If this option is not given, the colors are not
computed. Note that giving this option affects
the unitigs written to unitigs-out: if a unitig
has nodes with different color sets, the unitig
is split into maximal segments of nodes that have
equal color sets. The file format of the color
file is as follows: there is one line for each
unitig. The lines contain space-separated
strings. The first string on a line is the FASTA
header of a unitig (without the '>'), and the
following strings on the line are the integer
color labels of the colors of that unitig. The
unitigs appear in the same order as in the FASTA
file. (default: "")
--min-colors arg Extract maximal unitigs with at least (>=)
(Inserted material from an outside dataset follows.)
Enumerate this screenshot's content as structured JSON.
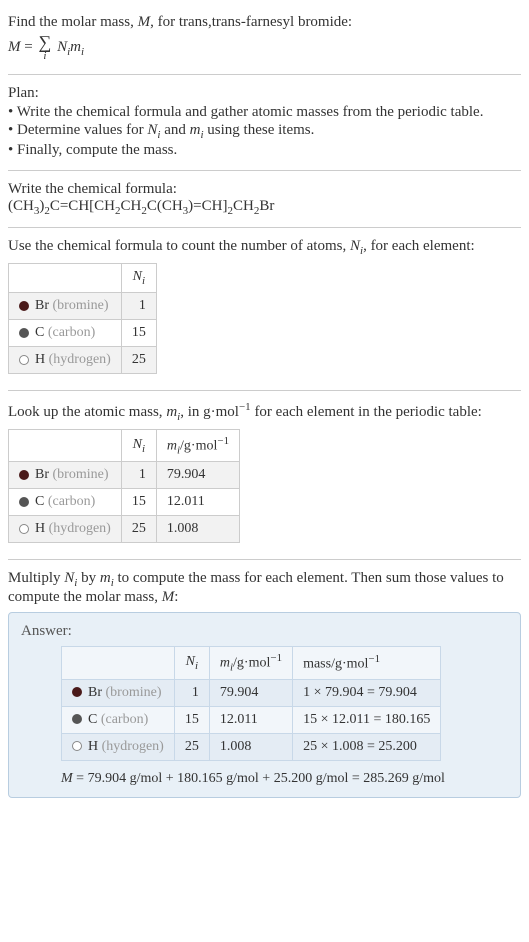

min-colors in each node. Can't be used with
--colors-out. (optional) (default: 0)
-v, --verbose More verbose progress reporting into stderr.
-h, --help Print usage
This command prints various statistics about the k-mers and colors in an existing index.
Usage:
stats [OPTION...]
-i, --index-prefix arg The index prefix that was given to the build
command.
--unitigs Also compute statistics on unitigs. This takes a
while and requires the temporary directory to be
set.
--temp-dir arg Directory for temporary files.
-h, --help Print usage
This command prints a file where each line corresponds to a k-mer in the index. The line starts with the k-mer, followed by space, followed by the color set of that k-mer. If --sparse
is given, the color set is printed as a space-separated list of integers. Otherwise, the color set is printed as a string of zeroes and ones such that the i-th character is '1' iff color i is present in the color set.
Example:
./build/bin/themisto dump-color-matrix -i my_index -o dump.txt --sparse
Full instructions:
Usage:
dump-color-matrix [OPTION...]
-i, --index-prefix arg The index prefix that was given to the build
command.
-o, --output-file arg The output file for the dump.
-v, --verbose More verbose progress reporting into stderr.
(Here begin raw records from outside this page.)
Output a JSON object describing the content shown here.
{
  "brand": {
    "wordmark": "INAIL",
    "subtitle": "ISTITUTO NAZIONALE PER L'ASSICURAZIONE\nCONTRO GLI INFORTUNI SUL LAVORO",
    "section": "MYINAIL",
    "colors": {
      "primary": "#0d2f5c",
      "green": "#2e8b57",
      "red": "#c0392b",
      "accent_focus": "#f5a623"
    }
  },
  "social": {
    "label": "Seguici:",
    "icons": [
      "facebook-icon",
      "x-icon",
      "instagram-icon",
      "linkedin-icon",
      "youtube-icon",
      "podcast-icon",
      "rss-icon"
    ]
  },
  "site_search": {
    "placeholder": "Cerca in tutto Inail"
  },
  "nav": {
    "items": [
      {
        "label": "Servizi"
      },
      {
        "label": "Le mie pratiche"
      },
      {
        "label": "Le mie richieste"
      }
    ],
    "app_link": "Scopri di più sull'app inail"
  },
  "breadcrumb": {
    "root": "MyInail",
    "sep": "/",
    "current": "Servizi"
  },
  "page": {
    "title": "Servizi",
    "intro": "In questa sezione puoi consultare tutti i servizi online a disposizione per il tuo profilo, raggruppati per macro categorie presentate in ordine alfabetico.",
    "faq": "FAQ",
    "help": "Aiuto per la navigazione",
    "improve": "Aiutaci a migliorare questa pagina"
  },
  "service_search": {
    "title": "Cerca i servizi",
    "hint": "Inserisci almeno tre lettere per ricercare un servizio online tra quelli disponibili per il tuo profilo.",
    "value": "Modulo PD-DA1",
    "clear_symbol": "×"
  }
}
--silent Print as little as possible to stderr (only
errors).
--sparse Print only the indices of non-zero entries.
-h, --help Print usage
git submodule init
git submodule update
cd googletest
mkdir build
cd build
cmake ..
make
cd ../../build
cmake .. -DCMAKE_BUILD_TYPE=Debug -DBUILD_THEMISTO_TESTS=1
make
This builds the tests to build/bin/themisto_tests
. The test executable must be ran at the root of the repository, or otherwise it wont find the test input files at example_input
.
To build release binaries for Linux, use a machine with as old of a libc as possible for maximum compatibility. It's also important to disable architecture-specific optimizations in Roaring, so use the following cmake command:
cmake .. -DCMAKE_BUILD_ZLIB=1 -DCMAKE_BUILD_BZIP2=1 -DROARING_DISABLE_NATIVE=ON -DCMAKE_BUILD_TYPE=Release
See the Wiki in Github for instructions on how to set up the build environment.
This software is licensed under GPLv2. See LICENSE.txt.